For most of the Internet companies such as Google/Yahoo, their entire infrastructure can be represented as a pipeline with three layers: Ingestion, Storage & Processing, and Serving. The most complex and important among the three is the Storage & Processing layer. This layer can be represented as a multi sublayer stack with a scalable file system such as GFS at the bottom, a framework for distributed sorting and hashing (Map-Reduce) over the filesystem layer, a dataflow programming framework over the map-reduce layer and a workflow manager at the top. This talk mostly focuses on the top two layers.
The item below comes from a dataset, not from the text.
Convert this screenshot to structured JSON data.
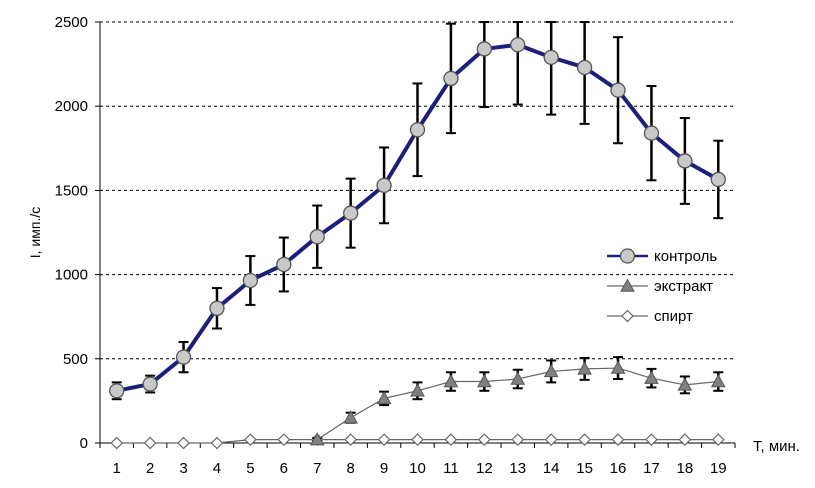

Pig is a high level dataflow language on top of map-reduce, used at Yahoo and many other companies. Pig has a high level imperative syntax and is designed to make it easy for programmers to build complex pipelines. Programmers prefer breaking a bigger data processing task into smaller pipes and gluing them. Pig is designed for that. Experimental data shows that on an average a 3300 lines of map-reduce code can be written in a 200 lines of Pig code. Furthermore, what takes 4000 minutes to code in map-reduce, on an average takes only 160 minutes in Pig. There are debugging tools like Illustrate which generates examples and allows users to interactively debug the output at different points in the pipeline. It is used before running a Pig job to get a feel for what it will do, enabling certain kinds of mistakes to be caught early and cheaply. The algorithm behind the example generator performs a combination of sampling and synthesis to balance several key factors -- realism, conciseness and completeness, of the example data it produces.
Nova is a workflow manager on top of Pig. A workflow manager is important in the sense that large scale data processing is continuous in nature and thus there is a requirement to incorporate that in scheduling of workflow modules. Nova abstracts the new continuous data (logs, number of user clicks) in a way that the static processing layer (Pig/Map-Reduce) can refer to the dynamic data as they come in. It provides a high level abstraction to schedule different workflow-modules (at different rates) and define dependencies between the modules.
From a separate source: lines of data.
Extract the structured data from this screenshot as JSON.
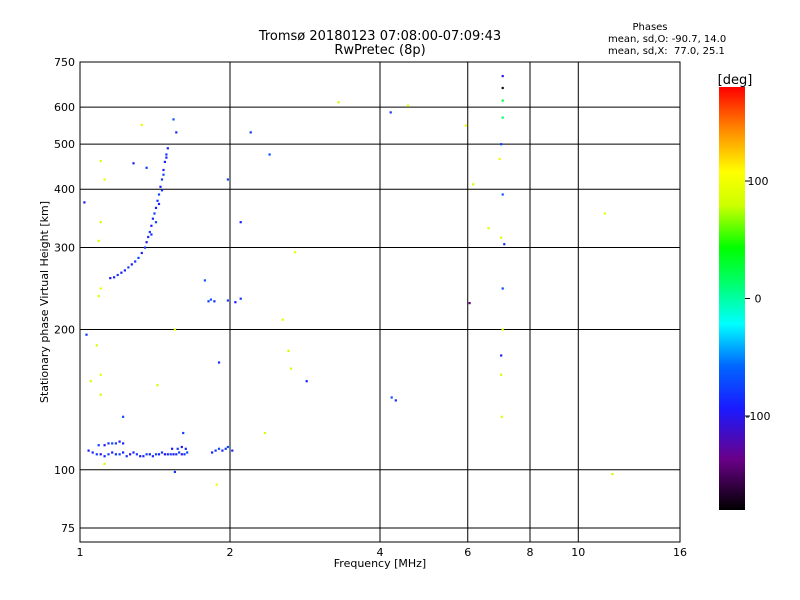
{
  "chart_data": {
    "type": "scatter",
    "title": "Tromsø 20180123 07:08:00-07:09:43",
    "subtitle": "RwPretec (8p)",
    "xlabel": "Frequency [MHz]",
    "ylabel": "Stationary phase Virtual Height [km]",
    "x_scale": "log",
    "y_scale": "log",
    "xlim": [
      1,
      16
    ],
    "ylim": [
      70,
      750
    ],
    "x_ticks": [
      1,
      2,
      4,
      6,
      8,
      10,
      16
    ],
    "y_ticks": [
      75,
      100,
      200,
      300,
      400,
      500,
      600,
      750
    ],
    "grid": true,
    "stats": {
      "heading": "Phases",
      "line_o": "mean, sd,O: -90.7, 14.0",
      "line_x": "mean, sd,X:  77.0, 25.1"
    },
    "colorbar": {
      "label": "[deg]",
      "range": [
        -180,
        180
      ],
      "ticks": [
        -100,
        0,
        100
      ],
      "tick_labels": [
        "-100",
        "0",
        "100"
      ]
    },
    "trace_low": {
      "phase": -100,
      "points": [
        [
          1.04,
          110
        ],
        [
          1.06,
          109
        ],
        [
          1.08,
          108
        ],
        [
          1.1,
          108
        ],
        [
          1.12,
          107
        ],
        [
          1.14,
          108
        ],
        [
          1.16,
          109
        ],
        [
          1.18,
          108
        ],
        [
          1.2,
          108
        ],
        [
          1.22,
          109
        ],
        [
          1.24,
          107
        ],
        [
          1.26,
          108
        ],
        [
          1.28,
          109
        ],
        [
          1.3,
          108
        ],
        [
          1.32,
          107
        ],
        [
          1.34,
          107
        ],
        [
          1.36,
          108
        ],
        [
          1.38,
          108
        ],
        [
          1.4,
          107
        ],
        [
          1.42,
          108
        ],
        [
          1.44,
          108
        ],
        [
          1.46,
          109
        ],
        [
          1.48,
          108
        ],
        [
          1.5,
          108
        ],
        [
          1.52,
          108
        ],
        [
          1.54,
          108
        ],
        [
          1.56,
          108
        ],
        [
          1.58,
          109
        ],
        [
          1.6,
          108
        ],
        [
          1.62,
          108
        ],
        [
          1.64,
          109
        ],
        [
          1.53,
          111
        ],
        [
          1.57,
          111
        ],
        [
          1.6,
          112
        ],
        [
          1.63,
          111
        ],
        [
          1.18,
          114
        ],
        [
          1.2,
          115
        ],
        [
          1.22,
          114
        ],
        [
          1.09,
          113
        ],
        [
          1.12,
          113
        ],
        [
          1.14,
          114
        ],
        [
          1.16,
          114
        ]
      ]
    },
    "trace_high": {
      "phase": -100,
      "points": [
        [
          1.15,
          258
        ],
        [
          1.17,
          259
        ],
        [
          1.19,
          262
        ],
        [
          1.21,
          265
        ],
        [
          1.23,
          268
        ],
        [
          1.25,
          272
        ],
        [
          1.27,
          276
        ],
        [
          1.29,
          280
        ],
        [
          1.31,
          285
        ],
        [
          1.33,
          292
        ],
        [
          1.35,
          300
        ],
        [
          1.36,
          308
        ],
        [
          1.37,
          316
        ],
        [
          1.38,
          324
        ],
        [
          1.39,
          334
        ],
        [
          1.4,
          346
        ],
        [
          1.41,
          355
        ],
        [
          1.42,
          365
        ],
        [
          1.43,
          378
        ],
        [
          1.44,
          390
        ],
        [
          1.45,
          405
        ],
        [
          1.46,
          420
        ],
        [
          1.47,
          440
        ],
        [
          1.48,
          458
        ],
        [
          1.49,
          475
        ],
        [
          1.5,
          490
        ],
        [
          1.39,
          320
        ],
        [
          1.42,
          340
        ],
        [
          1.44,
          372
        ],
        [
          1.46,
          398
        ],
        [
          1.47,
          430
        ],
        [
          1.49,
          468
        ]
      ]
    },
    "trace_mid": {
      "phase": -95,
      "points": [
        [
          1.84,
          109
        ],
        [
          1.87,
          110
        ],
        [
          1.9,
          111
        ],
        [
          1.93,
          110
        ],
        [
          1.96,
          111
        ],
        [
          1.98,
          112
        ],
        [
          2.02,
          110
        ],
        [
          1.81,
          230
        ],
        [
          1.83,
          232
        ],
        [
          1.86,
          230
        ],
        [
          1.98,
          231
        ],
        [
          2.05,
          229
        ],
        [
          2.1,
          233
        ]
      ]
    },
    "scattered_o": {
      "phase": -95,
      "points": [
        [
          1.02,
          375
        ],
        [
          1.03,
          195
        ],
        [
          1.22,
          130
        ],
        [
          1.28,
          455
        ],
        [
          1.36,
          445
        ],
        [
          1.54,
          565
        ],
        [
          1.56,
          530
        ],
        [
          1.61,
          120
        ],
        [
          1.78,
          255
        ],
        [
          1.9,
          170
        ],
        [
          1.98,
          420
        ],
        [
          2.1,
          340
        ],
        [
          2.2,
          530
        ],
        [
          2.4,
          475
        ],
        [
          2.85,
          155
        ],
        [
          4.2,
          585
        ],
        [
          4.22,
          143
        ],
        [
          4.3,
          141
        ],
        [
          7.0,
          500
        ],
        [
          7.05,
          390
        ],
        [
          7.1,
          305
        ],
        [
          7.05,
          245
        ],
        [
          7.0,
          176
        ],
        [
          1.55,
          99
        ]
      ]
    },
    "scattered_x": {
      "phase": 90,
      "points": [
        [
          1.05,
          155
        ],
        [
          1.08,
          185
        ],
        [
          1.1,
          160
        ],
        [
          1.1,
          145
        ],
        [
          1.12,
          103
        ],
        [
          1.33,
          550
        ],
        [
          1.43,
          152
        ],
        [
          1.55,
          200
        ],
        [
          1.88,
          93
        ],
        [
          2.35,
          120
        ],
        [
          2.55,
          210
        ],
        [
          2.62,
          180
        ],
        [
          2.65,
          165
        ],
        [
          2.7,
          293
        ],
        [
          3.3,
          615
        ],
        [
          4.55,
          605
        ],
        [
          5.95,
          548
        ],
        [
          6.15,
          410
        ],
        [
          6.6,
          330
        ],
        [
          6.95,
          465
        ],
        [
          7.0,
          315
        ],
        [
          7.05,
          200
        ],
        [
          7.0,
          160
        ],
        [
          7.02,
          130
        ],
        [
          11.3,
          355
        ],
        [
          11.7,
          98
        ],
        [
          1.1,
          460
        ],
        [
          1.12,
          420
        ],
        [
          1.1,
          340
        ],
        [
          1.09,
          310
        ],
        [
          1.1,
          245
        ],
        [
          1.09,
          236
        ]
      ]
    },
    "top_points": [
      {
        "f": 7.05,
        "h": 700,
        "phase": -110
      },
      {
        "f": 7.05,
        "h": 660,
        "phase": -170
      },
      {
        "f": 7.05,
        "h": 620,
        "phase": 20
      },
      {
        "f": 7.05,
        "h": 570,
        "phase": 0
      },
      {
        "f": 6.05,
        "h": 228,
        "phase": -140
      }
    ]
  }
}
One of the challenging problems is debugging because data passes through many subsystems, each having different query interface, different metadata representation, different underlying models (some have files, some have records, some have workflow), etc.. It is extremely difficult to maintain consistency and thus it is essential to factor out the debugging from the subsystems. “Ibis” is an independent system that takes care of all the metadata management. All data processing subsystems ship their metadata to Ibis which ingests all the metadata, integrates them and exposes a query interface for all metadata queries. It provides a uniform view to users, factors out the metadata management code and decouples metadata lifetime from data/subsystem lifetime.
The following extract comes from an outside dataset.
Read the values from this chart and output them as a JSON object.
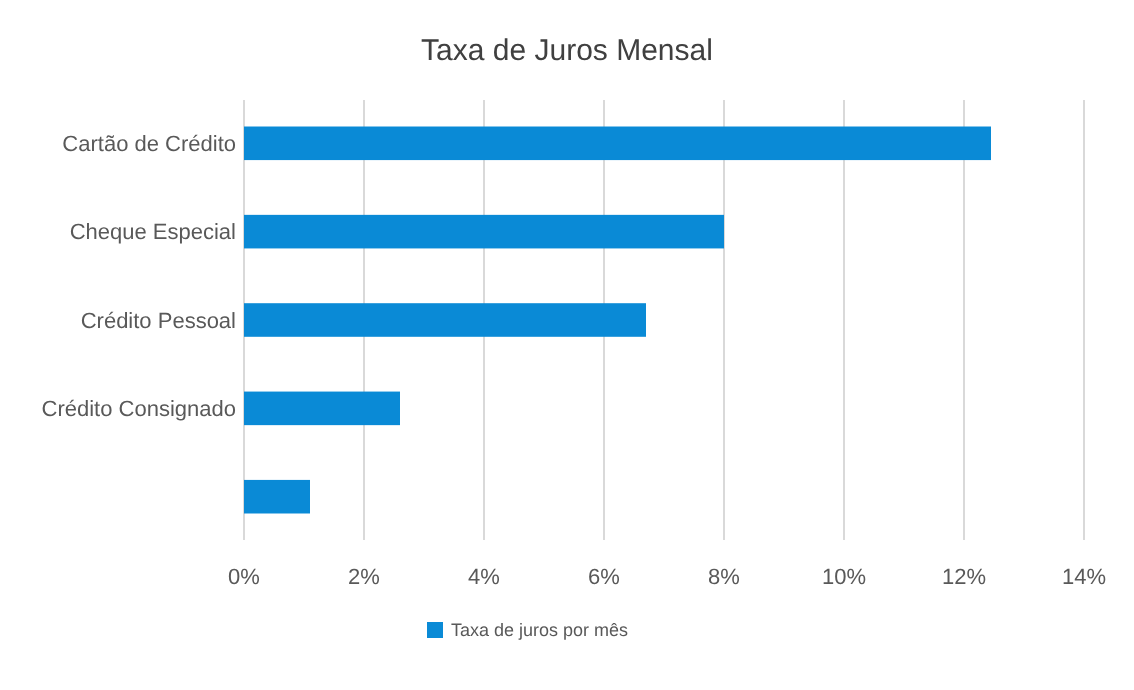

The one other challenging problem is to deal with different data and process granularity. Data granularity can vary from a web page, to a table, to a row, to a cell. Process granularity can vary from a workflow, to a pig script, to a pig job, to a map-reduce program, to a map-reduce task. It’s very hard to make an inference when the given relationship is in one granularity and the query is in other granularity and thus it’s important to capture provenance data across the workflow. While there is no one-size fit all solution, a good approach could be to use finest granularity at all levels but it has a lot of overhead and thus some smart domain specific techniques need to be employed.
Inspector Gadget and RubySky are tools designed to help programmers debug the workflow during the run time. The Inspector Gadget rewrites a pig script by inserting special UDFs that looks like no-ops to Pig. These special functions look at the data as they flow and coordinate to analyze different behaviors such as crash culprit, row level integrity etc.. Since not all of the the behaviors can be analyzed with Inspector Gadget, RubySky is used which is a scripting framework with built-in debugging support.
To conclude, this talk gives an overview of Olston’s work on large-scale data processing at Yahoo! Research. It introduces two data processing systems: Pig and Nova, elaborates on managing workflow, debugging, and looks at what can be done before, during and after execution of a data processing operation.